The tragic picture of a drowned Syrian toddler spurred the province of Ontario Friday to request 5,000 Syrians be brought to Canada by the end of the year.
The renewed attention on the crisis also made “How to sponsor a Syrian refugee in Canada” the top Google query in the country from Sept. 2 at 9 a.m. to Sept. 3 at 9 a.m., the Canadian Broadcasting Company (CBC) reported Friday.
Ontario Health Minister Eric Hoskins challenged the federal government to bring in 5,000 Syrian immigrants by 2016.
Hoskins also pledged $300,000 to Lifeline Syria, an organization attempting to sponsor 1,000 Syrians to come to Canada, the CBC reported. He said the Canadian public would help resettle refugees because it was “vital humanitarian work”.
“We have an obligation to respond,” he said. “The public, in this case, is far ahead of the government. It is time for governments to heed the public call.”
The photo of Aylan Kurdi, 2, washed up on the sands of a Turkish beach, circulated around the world this week and focused global attention on the plight of Syrian immigrants.
Many news media also noted that Aylan’s aunt lived in the Canadian province of British Columbia and had tried to help the family get to Canada, although no formal application for sponsorship had been filed with the federal government.
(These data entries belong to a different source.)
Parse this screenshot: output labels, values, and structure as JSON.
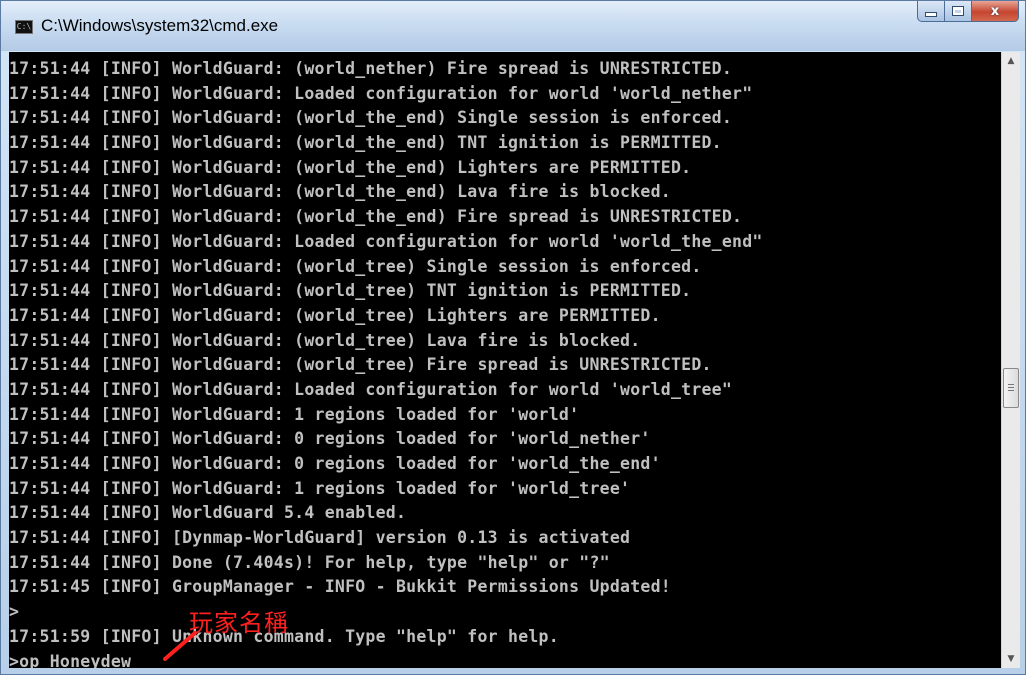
{
  "window": {
    "title": "C:\\Windows\\system32\\cmd.exe",
    "icon": "console-icon",
    "icon_text": "C:\\"
  },
  "controls": {
    "minimize_icon": "minimize-icon",
    "maximize_icon": "maximize-icon",
    "close_icon": "close-icon",
    "close_label": "x"
  },
  "console": {
    "background": "#000000",
    "text_color": "#c0c0c0",
    "lines": [
      "17:51:44 [INFO] WorldGuard: (world_nether) Fire spread is UNRESTRICTED.",
      "17:51:44 [INFO] WorldGuard: Loaded configuration for world 'world_nether\"",
      "17:51:44 [INFO] WorldGuard: (world_the_end) Single session is enforced.",
      "17:51:44 [INFO] WorldGuard: (world_the_end) TNT ignition is PERMITTED.",
      "17:51:44 [INFO] WorldGuard: (world_the_end) Lighters are PERMITTED.",
      "17:51:44 [INFO] WorldGuard: (world_the_end) Lava fire is blocked.",
      "17:51:44 [INFO] WorldGuard: (world_the_end) Fire spread is UNRESTRICTED.",
      "17:51:44 [INFO] WorldGuard: Loaded configuration for world 'world_the_end\"",
      "17:51:44 [INFO] WorldGuard: (world_tree) Single session is enforced.",
      "17:51:44 [INFO] WorldGuard: (world_tree) TNT ignition is PERMITTED.",
      "17:51:44 [INFO] WorldGuard: (world_tree) Lighters are PERMITTED.",
      "17:51:44 [INFO] WorldGuard: (world_tree) Lava fire is blocked.",
      "17:51:44 [INFO] WorldGuard: (world_tree) Fire spread is UNRESTRICTED.",
      "17:51:44 [INFO] WorldGuard: Loaded configuration for world 'world_tree\"",
      "17:51:44 [INFO] WorldGuard: 1 regions loaded for 'world'",
      "17:51:44 [INFO] WorldGuard: 0 regions loaded for 'world_nether'",
      "17:51:44 [INFO] WorldGuard: 0 regions loaded for 'world_the_end'",
      "17:51:44 [INFO] WorldGuard: 1 regions loaded for 'world_tree'",
      "17:51:44 [INFO] WorldGuard 5.4 enabled.",
      "17:51:44 [INFO] [Dynmap-WorldGuard] version 0.13 is activated",
      "17:51:44 [INFO] Done (7.404s)! For help, type \"help\" or \"?\"",
      "17:51:45 [INFO] GroupManager - INFO - Bukkit Permissions Updated!",
      ">",
      "17:51:59 [INFO] Unknown command. Type \"help\" for help.",
      ">op Honeydew"
    ]
  },
  "scrollbar": {
    "up_icon": "scroll-up-arrow-icon",
    "down_icon": "scroll-down-arrow-icon",
    "up_glyph": "▲",
    "down_glyph": "▼"
  },
  "annotation": {
    "text": "玩家名稱",
    "color": "#ff2020",
    "icon": "red-arrow-icon"
  }
}
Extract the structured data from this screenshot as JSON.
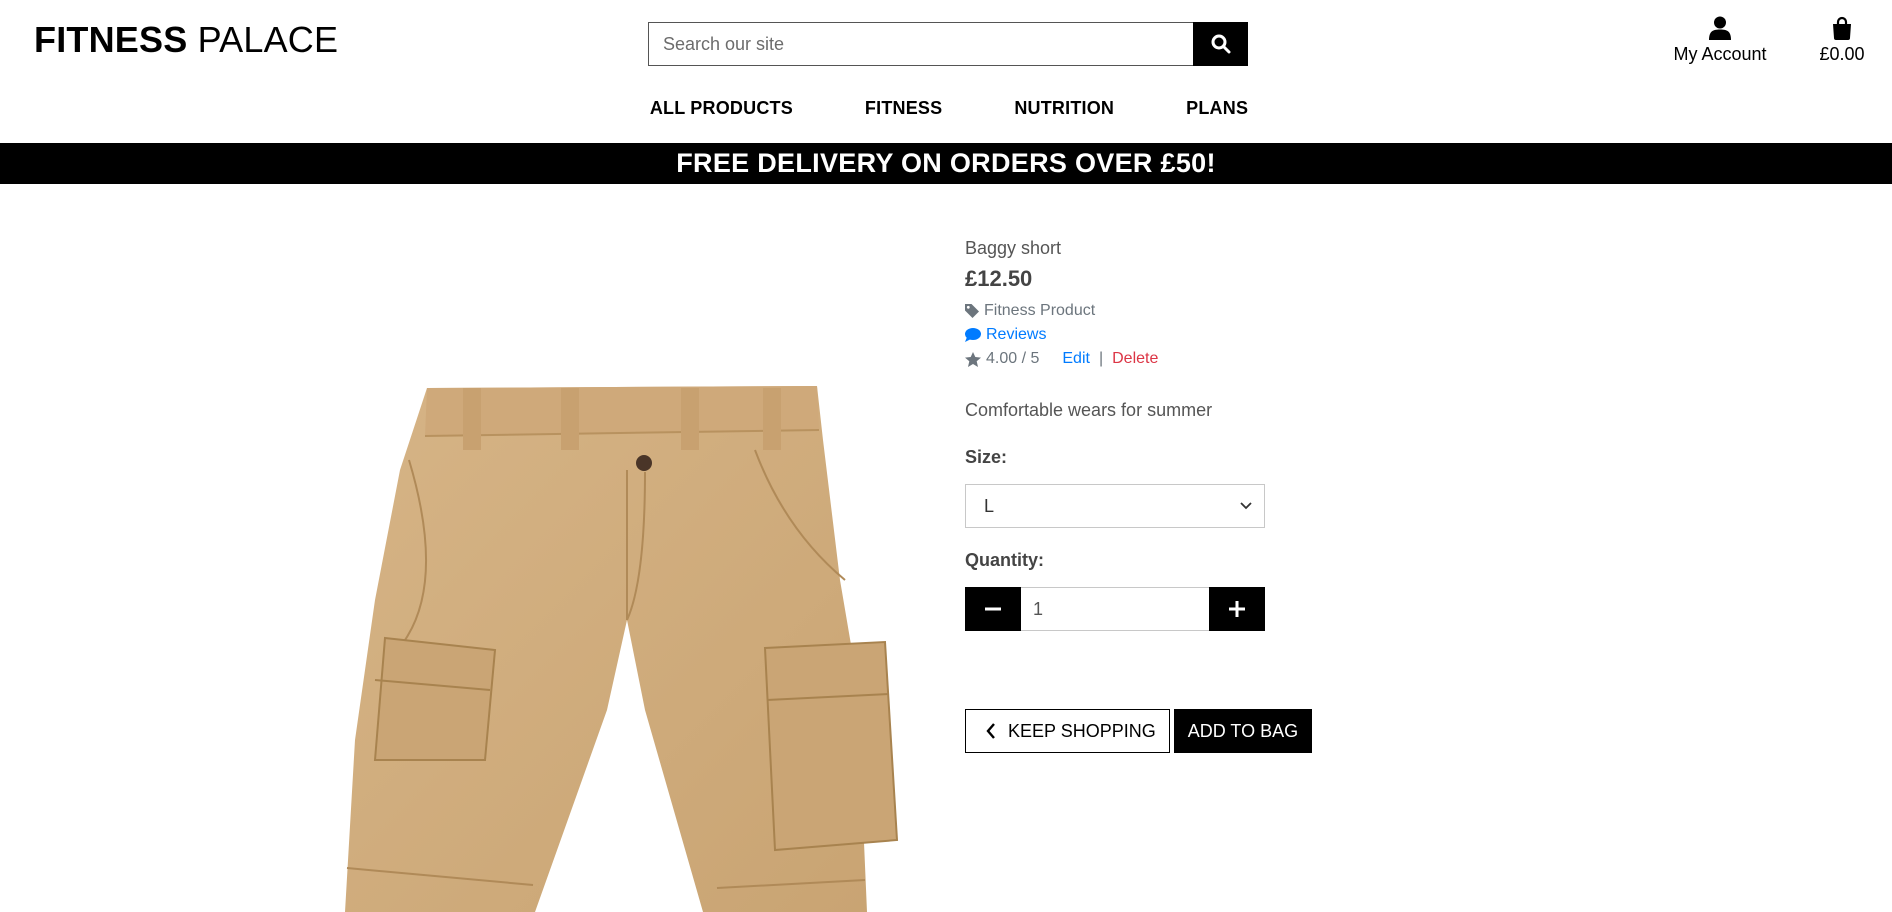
{
  "header": {
    "brand_bold": "FITNESS",
    "brand_light": "PALACE",
    "search_placeholder": "Search our site",
    "account_label": "My Account",
    "bag_total": "£0.00"
  },
  "nav": {
    "items": [
      "ALL PRODUCTS",
      "FITNESS",
      "NUTRITION",
      "PLANS"
    ]
  },
  "banner": {
    "text": "FREE DELIVERY ON ORDERS OVER £50!"
  },
  "product": {
    "name": "Baggy short",
    "price": "£12.50",
    "category": "Fitness Product",
    "reviews_label": "Reviews",
    "rating": "4.00 / 5",
    "edit_label": "Edit",
    "separator": "|",
    "delete_label": "Delete",
    "description": "Comfortable wears for summer",
    "size_label": "Size:",
    "size_value": "L",
    "quantity_label": "Quantity:",
    "quantity_value": "1",
    "image_desc": "khaki cargo shorts"
  },
  "actions": {
    "keep_shopping": "KEEP SHOPPING",
    "add_to_bag": "ADD TO BAG"
  },
  "colors": {
    "link": "#007bff",
    "danger": "#dc3545",
    "muted": "#6c757d",
    "khaki": "#d2ae7e"
  }
}
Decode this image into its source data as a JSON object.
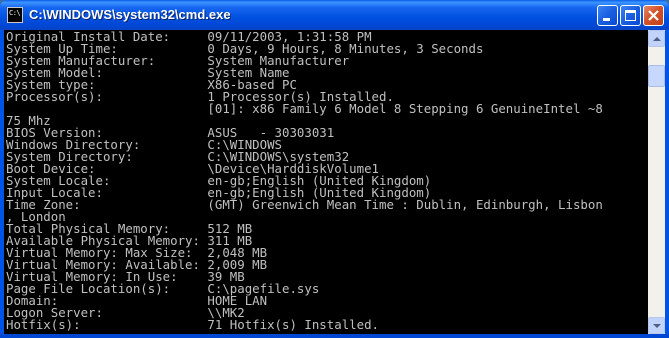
{
  "window": {
    "title": "C:\\WINDOWS\\system32\\cmd.exe",
    "icon_text": "C:\\"
  },
  "console": {
    "lines": [
      "Original Install Date:     09/11/2003, 1:31:58 PM",
      "System Up Time:            0 Days, 9 Hours, 8 Minutes, 3 Seconds",
      "System Manufacturer:       System Manufacturer",
      "System Model:              System Name",
      "System type:               X86-based PC",
      "Processor(s):              1 Processor(s) Installed.",
      "                           [01]: x86 Family 6 Model 8 Stepping 6 GenuineIntel ~8",
      "75 Mhz",
      "BIOS Version:              ASUS   - 30303031",
      "Windows Directory:         C:\\WINDOWS",
      "System Directory:          C:\\WINDOWS\\system32",
      "Boot Device:               \\Device\\HarddiskVolume1",
      "System Locale:             en-gb;English (United Kingdom)",
      "Input Locale:              en-gb;English (United Kingdom)",
      "Time Zone:                 (GMT) Greenwich Mean Time : Dublin, Edinburgh, Lisbon",
      ", London",
      "Total Physical Memory:     512 MB",
      "Available Physical Memory: 311 MB",
      "Virtual Memory: Max Size:  2,048 MB",
      "Virtual Memory: Available: 2,009 MB",
      "Virtual Memory: In Use:    39 MB",
      "Page File Location(s):     C:\\pagefile.sys",
      "Domain:                    HOME LAN",
      "Logon Server:              \\\\MK2",
      "Hotfix(s):                 71 Hotfix(s) Installed."
    ]
  },
  "colors": {
    "titlebar": "#0054e3",
    "console_bg": "#000000",
    "console_fg": "#c0c0c0"
  },
  "icons": {
    "minimize": "minimize-icon",
    "maximize": "maximize-icon",
    "close": "close-icon",
    "app": "cmd-icon"
  }
}
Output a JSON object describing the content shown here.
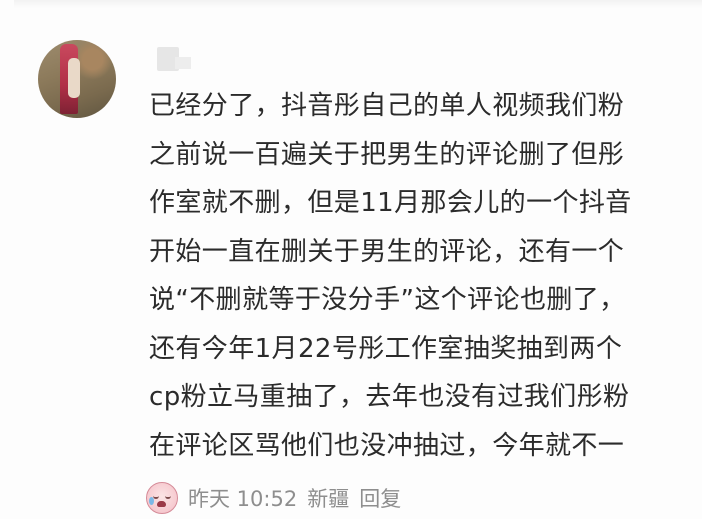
{
  "comment": {
    "lines": [
      "已经分了，抖音彤自己的单人视频我们粉",
      "之前说一百遍关于把男生的评论删了但彤",
      "作室就不删，但是11月那会儿的一个抖音",
      "开始一直在删关于男生的评论，还有一个",
      "说“不删就等于没分手”这个评论也删了，",
      "还有今年1月22号彤工作室抽奖抽到两个",
      "cp粉立马重抽了，去年也没有过我们彤粉",
      "在评论区骂他们也没冲抽过，今年就不一"
    ]
  },
  "meta": {
    "emoji_icon": "crying-laugh-emoji-icon",
    "time": "昨天 10:52",
    "location": "新疆",
    "reply": "回复"
  }
}
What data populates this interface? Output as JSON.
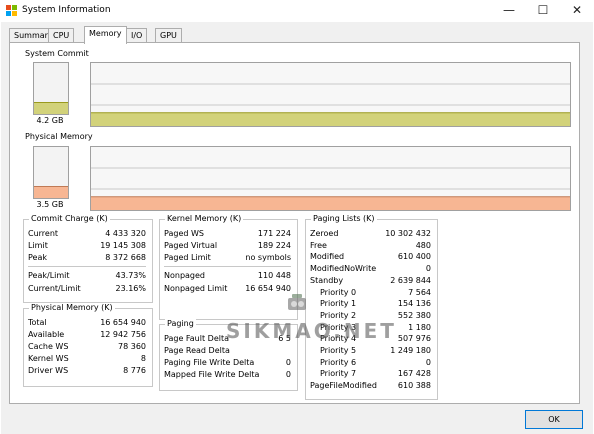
{
  "window": {
    "title": "System Information",
    "minimize_glyph": "—",
    "maximize_glyph": "☐",
    "close_glyph": "✕",
    "icon": "windows-flag-icon"
  },
  "tabs": [
    {
      "label": "Summary"
    },
    {
      "label": "CPU"
    },
    {
      "label": "Memory"
    },
    {
      "label": "I/O"
    },
    {
      "label": "GPU"
    }
  ],
  "active_tab": "Memory",
  "system_commit": {
    "label": "System Commit",
    "value": "4.2 GB",
    "gauge_fraction": 0.21,
    "color": "#d2d27a",
    "line_color": "#9a9a1e"
  },
  "physical_memory_gauge": {
    "label": "Physical Memory",
    "value": "3.5 GB",
    "gauge_fraction": 0.21,
    "color": "#f7b693",
    "line_color": "#c07a55"
  },
  "commit_charge": {
    "title": "Commit Charge (K)",
    "rows": [
      {
        "label": "Current",
        "value": "4 433 320"
      },
      {
        "label": "Limit",
        "value": "19 145 308"
      },
      {
        "label": "Peak",
        "value": "8 372 668"
      }
    ],
    "rows2": [
      {
        "label": "Peak/Limit",
        "value": "43.73%"
      },
      {
        "label": "Current/Limit",
        "value": "23.16%"
      }
    ]
  },
  "physical_memory": {
    "title": "Physical Memory (K)",
    "rows": [
      {
        "label": "Total",
        "value": "16 654 940"
      },
      {
        "label": "Available",
        "value": "12 942 756"
      },
      {
        "label": "Cache WS",
        "value": "78 360"
      },
      {
        "label": "Kernel WS",
        "value": "8"
      },
      {
        "label": "Driver WS",
        "value": "8 776"
      }
    ]
  },
  "kernel_memory": {
    "title": "Kernel Memory (K)",
    "rows": [
      {
        "label": "Paged WS",
        "value": "171 224"
      },
      {
        "label": "Paged Virtual",
        "value": "189 224"
      },
      {
        "label": "Paged Limit",
        "value": "no symbols"
      }
    ],
    "rows2": [
      {
        "label": "Nonpaged",
        "value": "110 448"
      },
      {
        "label": "Nonpaged Limit",
        "value": "16 654 940"
      }
    ]
  },
  "paging": {
    "title": "Paging",
    "rows": [
      {
        "label": "Page Fault Delta",
        "value": "6 5"
      },
      {
        "label": "Page Read Delta",
        "value": ""
      },
      {
        "label": "Paging File Write Delta",
        "value": "0"
      },
      {
        "label": "Mapped File Write Delta",
        "value": "0"
      }
    ]
  },
  "paging_lists": {
    "title": "Paging Lists (K)",
    "rows": [
      {
        "label": "Zeroed",
        "value": "10 302 432",
        "indent": false
      },
      {
        "label": "Free",
        "value": "480",
        "indent": false
      },
      {
        "label": "Modified",
        "value": "610 400",
        "indent": false
      },
      {
        "label": "ModifiedNoWrite",
        "value": "0",
        "indent": false
      },
      {
        "label": "Standby",
        "value": "2 639 844",
        "indent": false
      },
      {
        "label": "Priority 0",
        "value": "7 564",
        "indent": true
      },
      {
        "label": "Priority 1",
        "value": "154 136",
        "indent": true
      },
      {
        "label": "Priority 2",
        "value": "552 380",
        "indent": true
      },
      {
        "label": "Priority 3",
        "value": "1 180",
        "indent": true
      },
      {
        "label": "Priority 4",
        "value": "507 976",
        "indent": true
      },
      {
        "label": "Priority 5",
        "value": "1 249 180",
        "indent": true
      },
      {
        "label": "Priority 6",
        "value": "0",
        "indent": true
      },
      {
        "label": "Priority 7",
        "value": "167 428",
        "indent": true
      },
      {
        "label": "PageFileModified",
        "value": "610 388",
        "indent": false
      }
    ]
  },
  "ok_button": {
    "label": "OK"
  },
  "watermark": {
    "text": "SIKMAO.NET"
  }
}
Aylan’s 5-year-old brother and mother also drowned, while his father survived.
The news galvanized the Canadian public and the Syrian immigrant problem quickly became the focus of attention during Canada’s ongoing federal election campaign.
Hoskins said with the tragic image of the boy in people’s minds, now is the time to act.
“It’s given us an opportunity like never before,” he said. “It’s generated a resolve among the public,” he added.